“柳姑娘,你这话说得可就有些离经叛道了。”
“女子自古以来便有女子的本分,怎能如此肆意妄为,不顾规矩?”
柳如烟却不慌不忙,微微向她欠身,眼中闪过一抹狡黠。
“娘娘既然提及规矩,那如烟倒有一事请教。”
“若有女子不慎伤了隐私要害部位,需褪去衣裳才能医治,依娘娘之见,此时若让男大夫诊治,那女子是否该以身相许?”
“或是为保名节,干脆不接受救治,只能原地等死呢?”
此话一出,全场哗然,众人面面相觑,交头接耳的声音愈发嘈杂。
怡妃的脸色瞬间涨得通红,她猛地一拍桌子,厉声喝道。
“柳姑娘,你这是在胡言乱语!”
“治病救人之时,大夫眼中自然只有病患,哪会有这些龌龊想法!”
柳如烟挺直脊背,提高音量,大声反驳道。
“既然娘娘说大夫眼中没有性别,那又为何要将大夫分为男女?”
“若皆是为了治病救人,女子学医,为女子诊治,岂不是能避免诸多不必要的麻烦,既能保得女子名节,又能让伤者得到救治,如此两全其美之事,为何不可?”
一番话将怡妃堵得哑口无言,只能对她怒目而视。
“你……简直强词夺理!”
却不想柳如烟的话还没说完呢。
“如烟还有一问。”
“太后娘娘当年临朝摄政,守护陛下守护大盛王朝平稳长达六年之久,乃是我大盛女子人人崇敬的楷模与榜样。
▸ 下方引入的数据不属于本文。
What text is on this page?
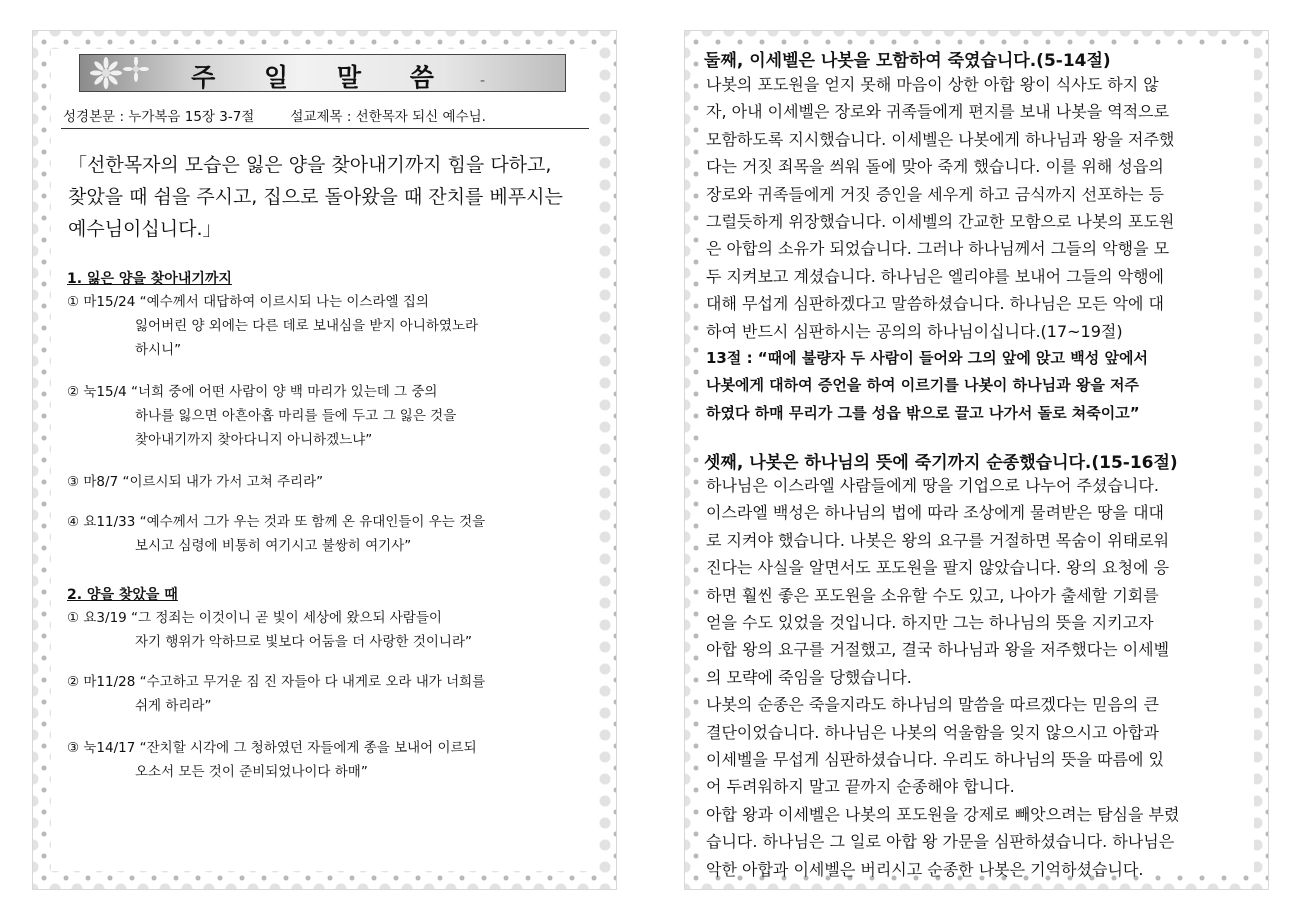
주 일 말 씀	-
성경본문 : 누가복음 15장 3-7절	설교제목 : 선한목자 되신 예수님.
「선한목자의 모습은 잃은 양을 찾아내기까지 힘을 다하고,
찾았을 때 쉼을 주시고, 집으로 돌아왔을 때 잔치를 베푸시는
예수님이십니다.」
1. 잃은 양을 찾아내기까지
① 마15/24 “예수께서 대답하여 이르시되 나는 이스라엘 집의
잃어버린 양 외에는 다른 데로 보내심을 받지 아니하였노라
하시니”
② 눅15/4 “너희 중에 어떤 사람이 양 백 마리가 있는데 그 중의
하나를 잃으면 아흔아홉 마리를 들에 두고 그 잃은 것을
찾아내기까지 찾아다니지 아니하겠느냐”
③ 마8/7 “이르시되 내가 가서 고쳐 주리라”
④ 요11/33 “예수께서 그가 우는 것과 또 함께 온 유대인들이 우는 것을
보시고 심령에 비통히 여기시고 불쌍히 여기사”
2. 양을 찾았을 때
① 요3/19 “그 정죄는 이것이니 곧 빛이 세상에 왔으되 사람들이
자기 행위가 악하므로 빛보다 어둠을 더 사랑한 것이니라”
② 마11/28 “수고하고 무거운 짐 진 자들아 다 내게로 오라 내가 너희를
쉬게 하리라”
③ 눅14/17 “잔치할 시각에 그 청하였던 자들에게 종을 보내어 이르되
오소서 모든 것이 준비되었나이다 하매”
둘째, 이세벨은 나봇을 모함하여 죽였습니다.(5-14절)
나봇의 포도원을 얻지 못해 마음이 상한 아합 왕이 식사도 하지 않
자, 아내 이세벨은 장로와 귀족들에게 편지를 보내 나봇을 역적으로
모함하도록 지시했습니다. 이세벨은 나봇에게 하나님과 왕을 저주했
다는 거짓 죄목을 씌워 돌에 맞아 죽게 했습니다. 이를 위해 성읍의
장로와 귀족들에게 거짓 증인을 세우게 하고 금식까지 선포하는 등
그럴듯하게 위장했습니다. 이세벨의 간교한 모함으로 나봇의 포도원
은 아합의 소유가 되었습니다. 그러나 하나님께서 그들의 악행을 모
두 지켜보고 계셨습니다. 하나님은 엘리야를 보내어 그들의 악행에
대해 무섭게 심판하겠다고 말씀하셨습니다. 하나님은 모든 악에 대
하여 반드시 심판하시는 공의의 하나님이십니다.(17~19절)
13절 : “때에 불량자 두 사람이 들어와 그의 앞에 앉고 백성 앞에서
나봇에게 대하여 증언을 하여 이르기를 나봇이 하나님과 왕을 저주
하였다 하매 무리가 그를 성읍 밖으로 끌고 나가서 돌로 쳐죽이고”
셋째, 나봇은 하나님의 뜻에 죽기까지 순종했습니다.(15-16절)
하나님은 이스라엘 사람들에게 땅을 기업으로 나누어 주셨습니다.
이스라엘 백성은 하나님의 법에 따라 조상에게 물려받은 땅을 대대
로 지켜야 했습니다. 나봇은 왕의 요구를 거절하면 목숨이 위태로워
진다는 사실을 알면서도 포도원을 팔지 않았습니다. 왕의 요청에 응
하면 훨씬 좋은 포도원을 소유할 수도 있고, 나아가 출세할 기회를
얻을 수도 있었을 것입니다. 하지만 그는 하나님의 뜻을 지키고자
아합 왕의 요구를 거절했고, 결국 하나님과 왕을 저주했다는 이세벨
의 모략에 죽임을 당했습니다.
나봇의 순종은 죽을지라도 하나님의 말씀을 따르겠다는 믿음의 큰
결단이었습니다. 하나님은 나봇의 억울함을 잊지 않으시고 아합과
이세벨을 무섭게 심판하셨습니다. 우리도 하나님의 뜻을 따름에 있
어 두려워하지 말고 끝까지 순종해야 합니다.
아합 왕과 이세벨은 나봇의 포도원을 강제로 빼앗으려는 탐심을 부렸
습니다. 하나님은 그 일로 아합 왕 가문을 심판하셨습니다. 하나님은
악한 아합과 이세벨은 버리시고 순종한 나봇은 기억하셨습니다.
”
“但是若照娘娘的意思来看,女子就该安分守己相夫教子,那太后当年所为,难不成也有不妥?”
怡妃当即一惊,脸色都变了。
“你……简直一派胡言,本宫何时有过这样的意思!”
这一顶帽子扣下来,那真是能把她活活压死!
柳如烟眉头微挑,带几分好奇,“哦?那怡妃娘娘是什么意思?”
怡妃一时间被她堵得骑虎难下,心中暗自后悔,早知道就不去挑那女国医的错处了!
“好了如烟。”
丽贵妃开口,“怎可妄议太后?”
话语中带几分谴责之意,目光中则全是赞赏。
柳如烟低头告罪,“贵妃娘娘教训得是,如烟不敢妄议太后,只是心中敬仰已久,才会不自觉的提起。”
又低眉顺眼,温温柔柔的福身,“臣女知错了。”
那模样,哪里还看得出半点方才的伶牙俐齿?
怡妃看得心头窝火,却也不好再说什么。
明面上看着丽贵妃是在问责,实际上她当场问过此事,有了柳如烟这般解释,事后便是太后想追究都难。
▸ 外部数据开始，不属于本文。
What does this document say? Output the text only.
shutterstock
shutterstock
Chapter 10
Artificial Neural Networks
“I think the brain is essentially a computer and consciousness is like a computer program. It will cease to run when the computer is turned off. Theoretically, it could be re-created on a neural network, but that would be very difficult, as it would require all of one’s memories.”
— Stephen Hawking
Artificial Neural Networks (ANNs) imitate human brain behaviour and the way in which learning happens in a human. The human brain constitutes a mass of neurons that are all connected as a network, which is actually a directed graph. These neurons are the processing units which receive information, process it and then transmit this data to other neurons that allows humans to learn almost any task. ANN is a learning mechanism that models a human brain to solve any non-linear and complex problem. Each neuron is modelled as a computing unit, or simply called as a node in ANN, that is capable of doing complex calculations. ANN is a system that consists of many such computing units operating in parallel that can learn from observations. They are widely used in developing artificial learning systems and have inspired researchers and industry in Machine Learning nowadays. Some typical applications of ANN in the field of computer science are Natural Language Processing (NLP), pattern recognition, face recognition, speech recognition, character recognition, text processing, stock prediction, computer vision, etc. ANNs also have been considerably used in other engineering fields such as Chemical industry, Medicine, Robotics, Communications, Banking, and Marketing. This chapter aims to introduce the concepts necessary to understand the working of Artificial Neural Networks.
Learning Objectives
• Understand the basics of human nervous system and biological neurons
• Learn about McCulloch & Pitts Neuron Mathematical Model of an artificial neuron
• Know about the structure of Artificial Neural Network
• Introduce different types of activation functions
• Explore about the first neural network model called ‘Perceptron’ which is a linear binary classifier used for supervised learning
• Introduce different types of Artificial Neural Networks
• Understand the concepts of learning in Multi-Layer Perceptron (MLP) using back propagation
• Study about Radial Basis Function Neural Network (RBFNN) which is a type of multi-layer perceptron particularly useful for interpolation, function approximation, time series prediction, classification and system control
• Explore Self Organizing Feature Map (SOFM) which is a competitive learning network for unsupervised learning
毕竟她一口一个敬仰,处处都在维护太后曾经的功绩与威望。
“今日是冬至宫宴,本是大家欢聚一堂、共庆佳节的日子,可别因为这些争论坏了兴致。”
“人都到得差不多了,那今日宴会便开始吧。”
说着,她优雅地抬手示意宫女们将糕点端上桌。
随着丽贵妃一声令下,悠扬婉转的丝竹之乐瞬间流淌在整个芳华殿内。
乐师们身着华服,专注地弹奏着琴瑟、吹奏着笙箫,旋律如潺潺流水,为这场宫宴增添了几分雅致。
宫女们鱼贯而入,她们身姿婀娜,步伐轻盈,手中捧着的托盘上摆满了珍馐。
离桑偏过去身子,与那边的柳如烟说话。
“方才不是让我对上她小心些吗,怎么自己上就这么不客气?”
柳如烟轻哼了一声,“见不得离姐姐受欺负。”
“别的事也就罢了,离姐姐刚开始尝试为女子多开辟一条生路,就有人来挡路搅局,便是为了天下女子,我今日也要骂她两句。”
离桑端起果酒轻抿一口,看了柳如烟一眼,唇角隐隐噙着笑意。
这样的心性,她就该是天命的帝后。